I am approaching a change, there is no doubt about that, but this shift has been so gradual that honestly, I hardly saw it coming at all. There is just something in the air, not a nip of frost; maybe the winds of change are blowing in my face to catch my attention? Whenever I enter the Humanities lounge or lecture hall now I think, “Soon I will be here for the last time” and my breath catches in my throat. After that moment, however, those feelings are gone; I turn to a friend and start a conversation or I set down my things to work for a bit before my next class. These thoughts about graduation are both exciting and nerve-wracking. Part of me is so enthralled about engaging with the next adventure life has to offer and the other part of me just wants to hunker down in the lecture hall to listen to my professors talk about literature, philosophy, and politics forevermore. My attachment to my program and the relationships it helped me build makes me unsure if I am ready to let go of the security and comfort it offers me.
Therefore, in order to avoid spending too much time thinking about letting it all go I decided to throw myself into my schoolwork with an even more intense vigor than usual. However, I have noted an unusual pattern in the self-selected due dates for my final assignments, papers, and presentations – the majority of them fall right at the end of the term. To anyone who knows me personally, you will know that if given the opportunity I am generally the person who volunteers to do everything first; this is a holdover from my elementary school days and it has often served me well. This term though, I have signed up for several presentations in March! Moreover, not only in March, but April too!
My theory is that by stacking all of my final projects at the end of the term, I will succeed in pushing all thoughts of leaving, graduation, and next steps from my mind.

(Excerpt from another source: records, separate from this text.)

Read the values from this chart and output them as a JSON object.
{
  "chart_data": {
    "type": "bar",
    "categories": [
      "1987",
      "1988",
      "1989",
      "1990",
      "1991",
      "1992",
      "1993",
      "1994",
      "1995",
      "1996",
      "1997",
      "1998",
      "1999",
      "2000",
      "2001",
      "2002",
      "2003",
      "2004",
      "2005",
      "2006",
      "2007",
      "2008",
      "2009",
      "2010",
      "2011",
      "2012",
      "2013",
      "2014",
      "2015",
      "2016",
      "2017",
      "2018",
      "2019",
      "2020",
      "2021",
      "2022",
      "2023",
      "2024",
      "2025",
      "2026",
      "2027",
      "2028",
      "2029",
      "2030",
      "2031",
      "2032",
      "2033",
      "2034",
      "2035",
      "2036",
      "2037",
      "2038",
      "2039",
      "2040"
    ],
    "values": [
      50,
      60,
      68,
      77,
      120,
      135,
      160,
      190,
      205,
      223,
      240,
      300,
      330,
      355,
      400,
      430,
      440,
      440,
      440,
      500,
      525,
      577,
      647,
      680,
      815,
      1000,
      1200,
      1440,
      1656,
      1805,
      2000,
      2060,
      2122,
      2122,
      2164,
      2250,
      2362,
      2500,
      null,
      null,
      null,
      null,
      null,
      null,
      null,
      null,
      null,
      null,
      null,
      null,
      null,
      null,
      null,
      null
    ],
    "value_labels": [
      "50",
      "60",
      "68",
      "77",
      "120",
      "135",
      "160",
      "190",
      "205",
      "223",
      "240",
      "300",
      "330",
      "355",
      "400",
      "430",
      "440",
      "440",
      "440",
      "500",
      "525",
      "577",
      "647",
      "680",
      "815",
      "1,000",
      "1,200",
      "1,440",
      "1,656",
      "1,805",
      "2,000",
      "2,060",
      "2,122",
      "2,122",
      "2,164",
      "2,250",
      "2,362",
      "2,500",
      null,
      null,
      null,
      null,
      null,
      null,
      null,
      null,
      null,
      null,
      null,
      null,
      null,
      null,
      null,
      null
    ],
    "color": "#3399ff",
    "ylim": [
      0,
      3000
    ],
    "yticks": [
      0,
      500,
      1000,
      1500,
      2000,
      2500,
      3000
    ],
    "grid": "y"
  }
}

I wonder if it will work. Since I am writing this blog post about it, I have a feeling that my thought process has flaws. Then again, I am still a student, and I am still learning. No, my world has not jumped a hundred and thirteen years into the future but I am on the cusp of waking up in a completely new era, at least where my life is concerned. I can only hope that I will adapt to my new future as well as Bellamy’s Julian West; he accepted his new world with an open mind and heart – I aim to do the same.
*I read Bellamy’s novel for my fourth-year Studies in American Literature seminar on utopias.